Kasat Narkoba Polres Boyolali AKP Arifin Suryani (kanan) menunjukkan tersangka penyelundupan 100 gram sabu-sabu dari Bangkok, Thailand, Senin (9/7 - 2018). (Solopos/Akhmad Ludiyanto)
10 Juli 2018 07:00 WIB Akhmad Ludiyanto Boyolali Share :

Solopos.com, BOYOLALI -- Dua kurir narkoba yang ditangkap terkait penyelundupan sabu-sabu  dalam mainan anak-anak di Boyolali mengaku tidak saling kenal. Keduanya, yakni M. Irsyad Kamil, 23, dan Alex Rohim, 23, warga Demak, ditangkap di Jl. Pandanaran, Boyolali, setelah mengambil paket di Kantor Pos Boyolali, Rabu (4/7/2018).

Sabu-sabu seberat 100 gram yang diselundupkan dengan memasukkannya dalam mainan anak-anak itu diketahui dari Bangkok, Thailand. Skenario pengambilan barang di Kantor Pos dan pengirimannya dikendalikan seseorang melalui telepon.

Irsyad dan Alex mengaku mendapat perintah mengambil barang itu dari Fery yang menurut mereka merupakan narapidana kasus narkoba yang sedang menjalani hukuman di LP Kedungpane, Semarang. “Saya dapat telepon dari Fery, katanya suruh ambil paket mainan anak di Boyolali.
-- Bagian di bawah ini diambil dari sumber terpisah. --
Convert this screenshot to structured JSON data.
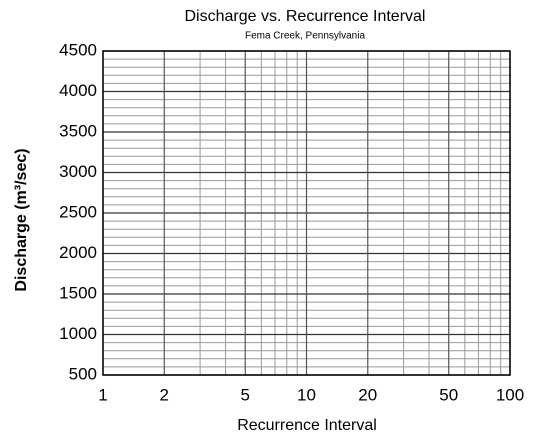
{
  "chart_data": {
    "type": "line",
    "title": "Discharge vs. Recurrence Interval",
    "subtitle": "Fema Creek, Pennsylvania",
    "x_label": "Recurrence Interval",
    "y_label": "Discharge (m³/sec)",
    "xlim": [
      1,
      100
    ],
    "xscale": "log",
    "xticks": [
      1,
      2,
      5,
      10,
      20,
      50,
      100
    ],
    "xminorticks": [
      3,
      4,
      6,
      7,
      8,
      9,
      30,
      40,
      60,
      70,
      80,
      90
    ],
    "ylim": [
      500,
      4500
    ],
    "yticks": [
      500,
      1000,
      1500,
      2000,
      2500,
      3000,
      3500,
      4000,
      4500
    ],
    "yminorticks": [
      600,
      700,
      800,
      900,
      1100,
      1200,
      1300,
      1400,
      1600,
      1700,
      1800,
      1900,
      2100,
      2200,
      2300,
      2400,
      2600,
      2700,
      2800,
      2900,
      3100,
      3200,
      3300,
      3400,
      3600,
      3700,
      3800,
      3900,
      4100,
      4200,
      4300,
      4400
    ],
    "grid": true,
    "series": []
  }
}
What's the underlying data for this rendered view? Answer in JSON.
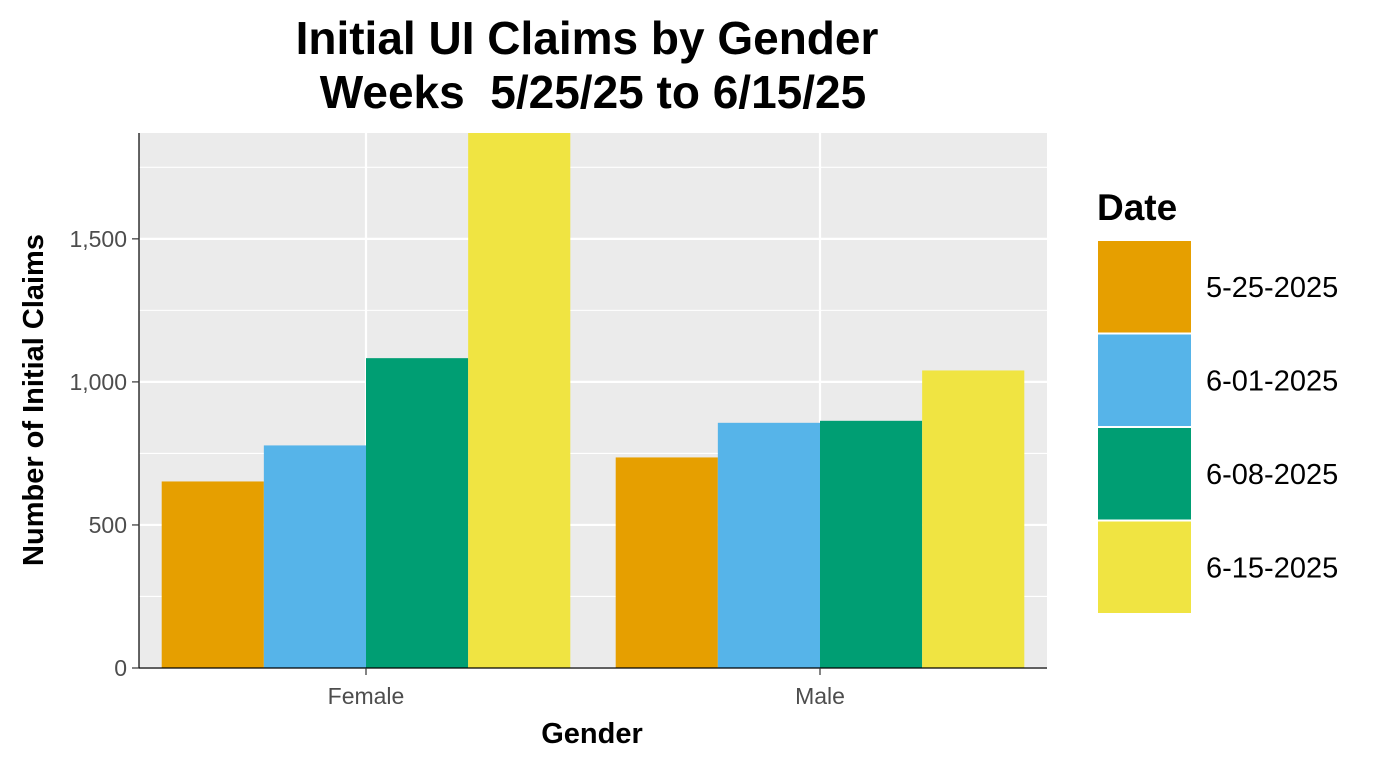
{
  "chart_data": {
    "type": "bar",
    "title": "Initial UI Claims by Gender",
    "subtitle": "Weeks  5/25/25 to 6/15/25",
    "xlabel": "Gender",
    "ylabel": "Number of Initial Claims",
    "categories": [
      "Female",
      "Male"
    ],
    "series": [
      {
        "name": "5-25-2025",
        "values": [
          652,
          736
        ]
      },
      {
        "name": "6-01-2025",
        "values": [
          778,
          857
        ]
      },
      {
        "name": "6-08-2025",
        "values": [
          1083,
          864
        ]
      },
      {
        "name": "6-15-2025",
        "values": [
          1870,
          1040
        ]
      }
    ],
    "ylim": [
      0,
      1870
    ],
    "yticks": [
      0,
      500,
      1000,
      1500
    ],
    "ytick_labels": [
      "0",
      "500",
      "1,000",
      "1,500"
    ],
    "grid": true,
    "legend": {
      "title": "Date",
      "position": "right"
    },
    "colors": [
      "#E69F00",
      "#56B4E9",
      "#009E73",
      "#F0E442"
    ],
    "panel_background": "#EBEBEB"
  }
}
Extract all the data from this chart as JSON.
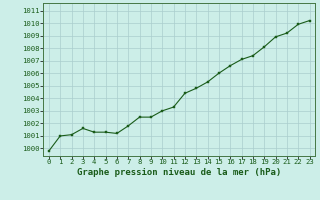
{
  "x": [
    0,
    1,
    2,
    3,
    4,
    5,
    6,
    7,
    8,
    9,
    10,
    11,
    12,
    13,
    14,
    15,
    16,
    17,
    18,
    19,
    20,
    21,
    22,
    23
  ],
  "y": [
    999.8,
    1001.0,
    1001.1,
    1001.6,
    1001.3,
    1001.3,
    1001.2,
    1001.8,
    1002.5,
    1002.5,
    1003.0,
    1003.3,
    1004.4,
    1004.8,
    1005.3,
    1006.0,
    1006.6,
    1007.1,
    1007.4,
    1008.1,
    1008.9,
    1009.2,
    1009.9,
    1010.2
  ],
  "line_color": "#1a5c1a",
  "marker_color": "#1a5c1a",
  "bg_color": "#cceee8",
  "grid_color": "#aacece",
  "title": "Graphe pression niveau de la mer (hPa)",
  "ylim_min": 999.4,
  "ylim_max": 1011.6,
  "ytick_values": [
    1000,
    1001,
    1002,
    1003,
    1004,
    1005,
    1006,
    1007,
    1008,
    1009,
    1010,
    1011
  ],
  "xtick_values": [
    0,
    1,
    2,
    3,
    4,
    5,
    6,
    7,
    8,
    9,
    10,
    11,
    12,
    13,
    14,
    15,
    16,
    17,
    18,
    19,
    20,
    21,
    22,
    23
  ],
  "title_fontsize": 6.5,
  "tick_fontsize": 5.2,
  "marker_size": 2.0,
  "line_width": 0.8
}
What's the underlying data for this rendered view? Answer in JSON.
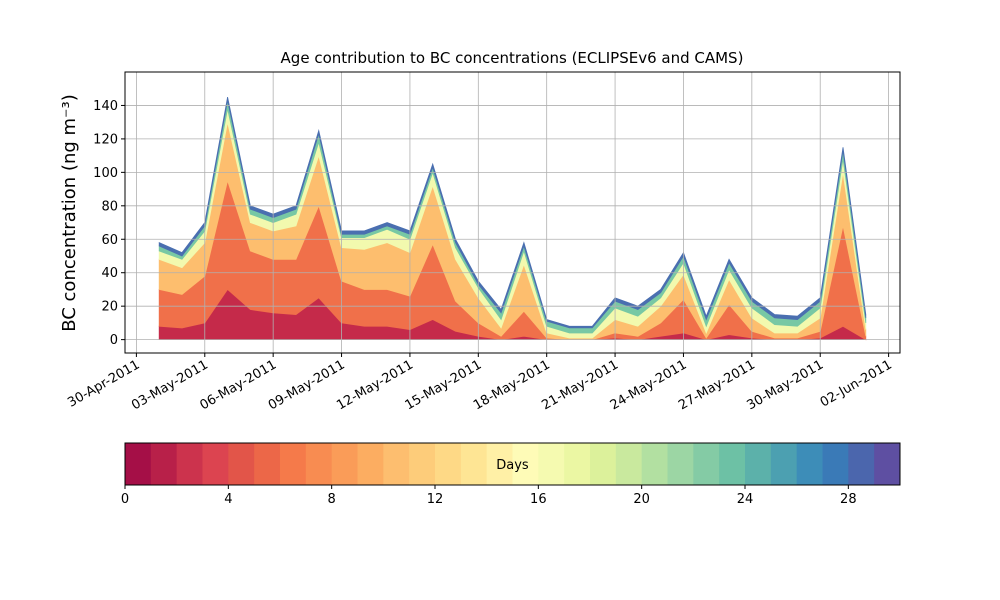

Karena saya tidak punya KTP untuk lampiran surat kuasa, saya ajak teman saya Alex yang punya KTP untuk ikut,” kata Irsyad kepada wartawan di Mapolres Boyolali, Senin (9/7/2018).

Irsyad mengaku hanya diperintah Fery untuk mengambil barang tanpa tahu tujuan barang tersebut selanjutnya. “Pokoknya diambil dulu di Boyolali. Kalau sudah diambil, saya akan dihubungi lagi oleh Fery untuk mengantar ke seseorang di Semarang,” imbuh Irsyad yang mengaku dijanjikan imbalan Rp1 juta oleh Fery.

Setelah barang diambil dari Kantor Pos Boyolali dan belum sempat diantar ke Semarang, keduanya yang mengendarai sepeda motor Honda Scoopy H 5811 ALE itu ditangkap polisi. Di tempat terpisah, Arif Wicaksono, warga Semarang, juga mendapat perintah dari Fery melalui telepon untuk menunggu paket mainan anak yang akan dikirim dari Boyolali (yang sedianya dibawa Irsyad dan Alex).

Irsyad dan Alex yang sudah ditangkap polisi tetap menjalani skenario hingga mereka ditelepon oleh Fery agar menemui Arif Wicaksono di sekitar SPBU di Jl. Puspowarno, Semarang, untuk menyerahkan sabu-sabu  dalam mainan anak-anak tersebut. Saat itulah, Arif yang datang mengemudi mobil Toyota Calya H9302 EQ juga ditangkap polisi.

Kepada wartawan, Arif mengaku mengenal Fery tetapi tidak mengenal Irsyad dan Alex serta tidak mengetahui mainan anak-anak tersebut berisi sabu-sabu. “Saya kenal Fery. Makanya ketika saya diminta menerima paket mainan anak ya oke saja. Tapi saya memang tidak tahu siapa yang akan mengirimkan kepada saya. Saya juga tidak tahu isinya dan tidak tahu akan dikirimkan kepada siapa nantinya barang itu. Saya hanya menunggu perintah Fery,” akunya.

Meski sudah menyanggupi permohonan bantuan dari Fery, Arif mengaku belum mendapatkan janji imbalan. Sementara itu, Kasat Narkoba Polres Boyolali AKP Arifin Suryani mewakili Kapolres Boyolali AKBP Aries Andhi mengatakan saat ini masih terus menyelidiki kasus tersebut. “Masih terus kami dalami,” ujar Arifin didampingi Kasubbag Humas AKP Edy Lilah.